Monday, November 30, 2015

China's Sino-Africa Media Leadership Summit on Tuesday in Cape Town will be slight awkward as Naspers works with StarTimes competing with their own MultiChoice in pay-TV sector.


Tuesday in Cape Town with the first Sino-Africa Media Leadership Summit ever to be held on African soil will undoubtedly carry a level of awkwardness bubbling under the surface although everybody involved will probably just smile and wave; smile and wave.

Tomorrow Cape Town will host the inaugural Sino-Africa Media Leadership Summit, co-organised by South Africa's Naspers media conglomerate and China's StarTimes group.

The slight level of awkwardness that will permeate the gathering of hundreds of media types, dignitaries and media representative from across the African continent and from China originates from the subtext.

Naspers is onboard as co-organiser of the event given the media-conglom's massive interest and growing investment in China. The other co-organiser in StarTimes.

Naspers' own pay-TV ventures and brands are all in direct competition with China's StarTimes own fast-growing TV business in South Africa and across the African continent.

Naspers' M-Net, MultiChoice, GOtv and new subscription video-on-demand (SVoD) ShowMax in South Africa that is set to expand beyond the country's borders in 2016 are rivals to StarTimes across Africa and with StarTimes Media SA in South Africa running the StarSat satellite pay-TV service.

Thus while Naspers has its own pay-TV divisions in Africa, it is doing the Sino-Africa Media Leadership Summit in South Africa in conjunction with its biggest competitor on the African continent.

More than 200 professionals and delegates from South Africa, from across Africa and from the People's Republic of China - 43 countries in total - will attend Tuesday's summit at the Cape Town International Convention Centre (CTICC) with journalists, editors, marketers and ad buyers from newspapers, TV, radio and new media organisations attending.

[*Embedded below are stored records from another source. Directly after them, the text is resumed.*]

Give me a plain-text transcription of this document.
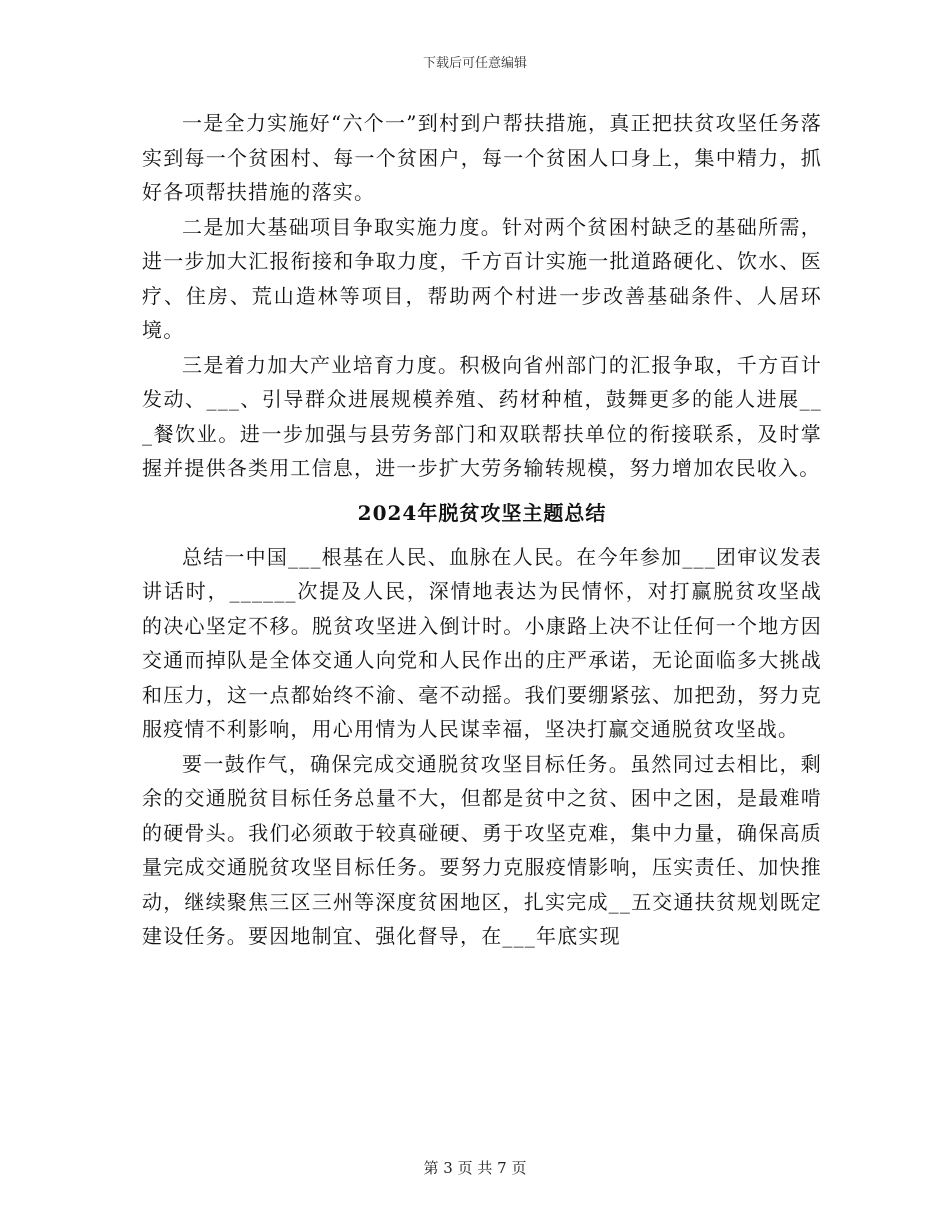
下载后可任意编辑

一是全力实施好“六个一”到村到户帮扶措施，真正把扶贫攻坚任务落实到每一个贫困村、每一个贫困户，每一个贫困人口身上，集中精力，抓好各项帮扶措施的落实。

二是加大基础项目争取实施力度。针对两个贫困村缺乏的基础所需，进一步加大汇报衔接和争取力度，千方百计实施一批道路硬化、饮水、医疗、住房、荒山造林等项目，帮助两个村进一步改善基础条件、人居环境。

三是着力加大产业培育力度。积极向省州部门的汇报争取，千方百计发动、___、引导群众进展规模养殖、药材种植，鼓舞更多的能人进展___餐饮业。进一步加强与县劳务部门和双联帮扶单位的衔接联系，及时掌握并提供各类用工信息，进一步扩大劳务输转规模，努力增加农民收入。

2024年脱贫攻坚主题总结

总结一中国___根基在人民、血脉在人民。在今年参加___团审议发表讲话时，______次提及人民，深情地表达为民情怀，对打赢脱贫攻坚战的决心坚定不移。脱贫攻坚进入倒计时。小康路上决不让任何一个地方因交通而掉队是全体交通人向党和人民作出的庄严承诺，无论面临多大挑战和压力，这一点都始终不渝、毫不动摇。我们要绷紧弦、加把劲，努力克服疫情不利影响，用心用情为人民谋幸福，坚决打赢交通脱贫攻坚战。

要一鼓作气，确保完成交通脱贫攻坚目标任务。虽然同过去相比，剩余的交通脱贫目标任务总量不大，但都是贫中之贫、困中之困，是最难啃的硬骨头。我们必须敢于较真碰硬、勇于攻坚克难，集中力量，确保高质量完成交通脱贫攻坚目标任务。要努力克服疫情影响，压实责任、加快推动，继续聚焦三区三州等深度贫困地区，扎实完成__五交通扶贫规划既定建设任务。要因地制宜、强化督导，在___年底实现

第 3 页 共 7 页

The conference with the theme of "A New Era of Win-Win Cooperation between China and Africa" will discuss growing media exchanges between Africa and China as China steadily ramps up development investment and media spend across the continent.

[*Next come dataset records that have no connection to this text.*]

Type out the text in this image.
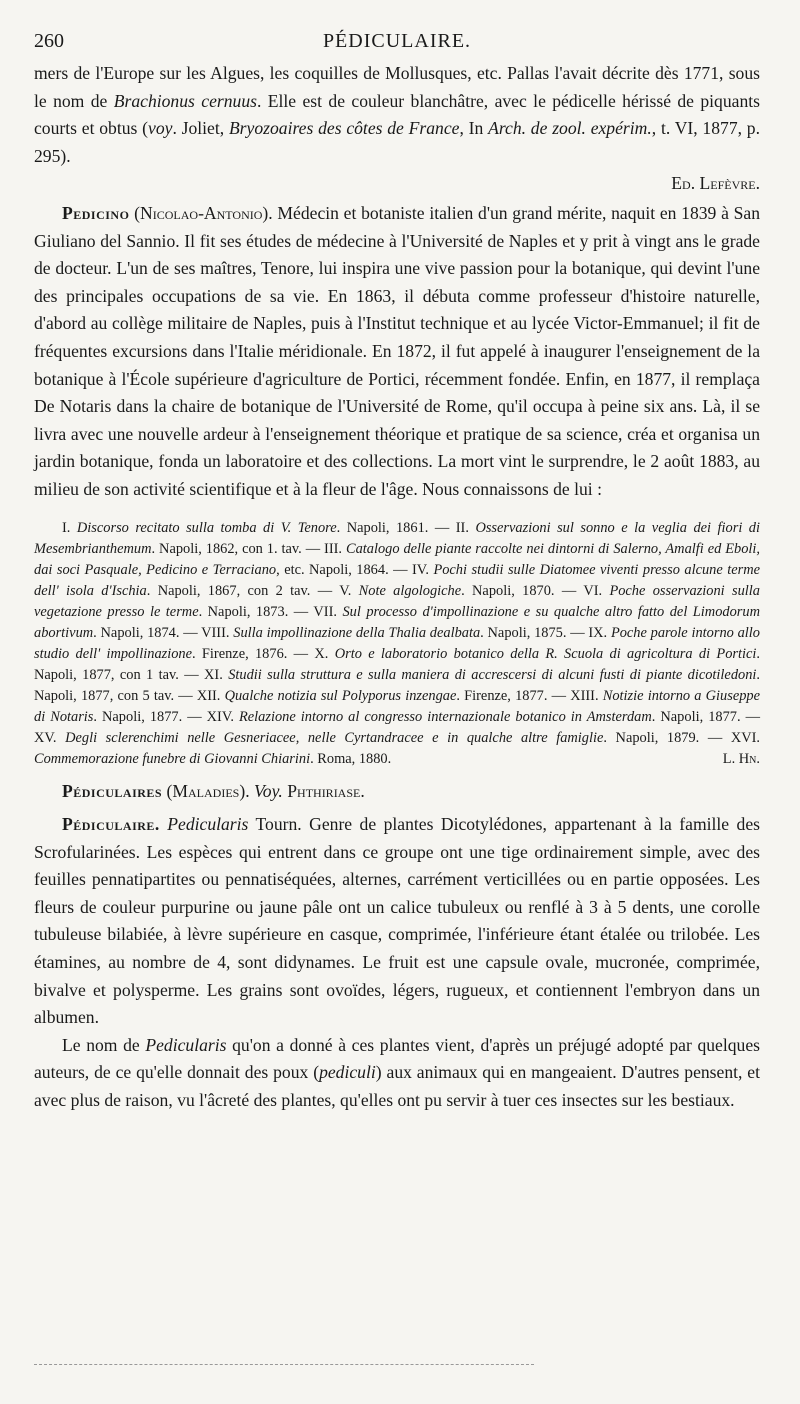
260	PÉDICULAIRE.

mers de l'Europe sur les Algues, les coquilles de Mollusques, etc. Pallas l'avait décrite dès 1771, sous le nom de Brachionus cernuus. Elle est de couleur blanchâtre, avec le pédicelle hérissé de piquants courts et obtus (voy. Joliet, Bryozoaires des côtes de France, In Arch. de zool. expérim., t. VI, 1877, p. 295).

Ed. Lefèvre.

Pedicino (Nicolao-Antonio). Médecin et botaniste italien d'un grand mérite, naquit en 1839 à San Giuliano del Sannio. Il fit ses études de médecine à l'Université de Naples et y prit à vingt ans le grade de docteur. L'un de ses maîtres, Tenore, lui inspira une vive passion pour la botanique, qui devint l'une des principales occupations de sa vie. En 1863, il débuta comme professeur d'histoire naturelle, d'abord au collège militaire de Naples, puis à l'Institut technique et au lycée Victor-Emmanuel; il fit de fréquentes excursions dans l'Italie méridionale. En 1872, il fut appelé à inaugurer l'enseignement de la botanique à l'École supérieure d'agriculture de Portici, récemment fondée. Enfin, en 1877, il remplaça De Notaris dans la chaire de botanique de l'Université de Rome, qu'il occupa à peine six ans. Là, il se livra avec une nouvelle ardeur à l'enseignement théorique et pratique de sa science, créa et organisa un jardin botanique, fonda un laboratoire et des collections. La mort vint le surprendre, le 2 août 1883, au milieu de son activité scientifique et à la fleur de l'âge. Nous connaissons de lui :

I. Discorso recitato sulla tomba di V. Tenore. Napoli, 1861. — II. Osservazioni sul sonno e la veglia dei fiori di Mesembrianthemum. Napoli, 1862, con 1. tav. — III. Catalogo delle piante raccolte nei dintorni di Salerno, Amalfi ed Eboli, dai soci Pasquale, Pedicino e Terraciano, etc. Napoli, 1864. — IV. Pochi studii sulle Diatomee viventi presso alcune terme dell' isola d'Ischia. Napoli, 1867, con 2 tav. — V. Note algologiche. Napoli, 1870. — VI. Poche osservazioni sulla vegetazione presso le terme. Napoli, 1873. — VII. Sul processo d'impollinazione e su qualche altro fatto del Limodorum abortivum. Napoli, 1874. — VIII. Sulla impollinazione della Thalia dealbata. Napoli, 1875. — IX. Poche parole intorno allo studio dell' impollinazione. Firenze, 1876. — X. Orto e laboratorio botanico della R. Scuola di agricoltura di Portici. Napoli, 1877, con 1 tav. — XI. Studii sulla struttura e sulla maniera di accrescersi di alcuni fusti di piante dicotiledoni. Napoli, 1877, con 5 tav. — XII. Qualche notizia sul Polyporus inzengae. Firenze, 1877. — XIII. Notizie intorno a Giuseppe di Notaris. Napoli, 1877. — XIV. Relazione intorno al congresso internazionale botanico in Amsterdam. Napoli, 1877. — XV. Degli sclerenchimi nelle Gesneriacee, nelle Cyrtandracee e in qualche altre famiglie. Napoli, 1879. — XVI. Commemorazione funebre di Giovanni Chiarini. Roma, 1880.	L. Hn.

Pédiculaires (Maladies). Voy. Phthiriase.

Pédiculaire. Pedicularis Tourn. Genre de plantes Dicotylédones, appartenant à la famille des Scrofularinées. Les espèces qui entrent dans ce groupe ont une tige ordinairement simple, avec des feuilles pennatipartites ou pennatiséquées, alternes, carrément verticillées ou en partie opposées. Les fleurs de couleur purpurine ou jaune pâle ont un calice tubuleux ou renflé à 3 à 5 dents, une corolle tubuleuse bilabiée, à lèvre supérieure en casque, comprimée, l'inférieure étant étalée ou trilobée. Les étamines, au nombre de 4, sont didynames. Le fruit est une capsule ovale, mucronée, comprimée, bivalve et polysperme. Les grains sont ovoïdes, légers, rugueux, et contiennent l'embryon dans un albumen.

Le nom de Pedicularis qu'on a donné à ces plantes vient, d'après un préjugé adopté par quelques auteurs, de ce qu'elle donnait des poux (pediculi) aux animaux qui en mangeaient. D'autres pensent, et avec plus de raison, vu l'âcreté des plantes, qu'elles ont pu servir à tuer ces insectes sur les bestiaux.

China has become Africa's largest trading partner and has offered loans totaling $32 billion to African nations the past two years. Chinese investments are received with open arms especially in places where Western countries have not ventured, while China looks to solidify and expand its commercial foothold across the continent.

China invited representatives from a vast number of countries to South Africa for the summit - including often-overlooked African nations like Ethiopia, Benin, Senegal, Sierra Leone, Mali, Niger, Togo, Liberia, Comorin, Chad, Tunisia, Cape Verde, Cote d'Ivoire and a dozen other African countries.

China and StarTimes want to strengthen media business relations with all of these countries.

StarTimes with more than 4 000 employees has already set up subsidiaries in 28 African countries and says in its Sino-Africa Media Leadership Summit memo that it "enjoys profound capital strength and financing ability" and sees Africa's digital terrestrial television (DTT) and pay-TV market "as an important part of its long-term development strategy".

After Tuesday's media summit, the focus shifts to Johannesburg on Wednesday and Thursday where China is set to make some further investment announcements.

Tuesday's Naspers and StarTimes media summit is a precursor to the Forum on China-Africa Cooperation taking place in Johannesburg on 3 and 4 December, with China's president Xi Jinping visiting South Africa after a two day visit to Zimbabwe.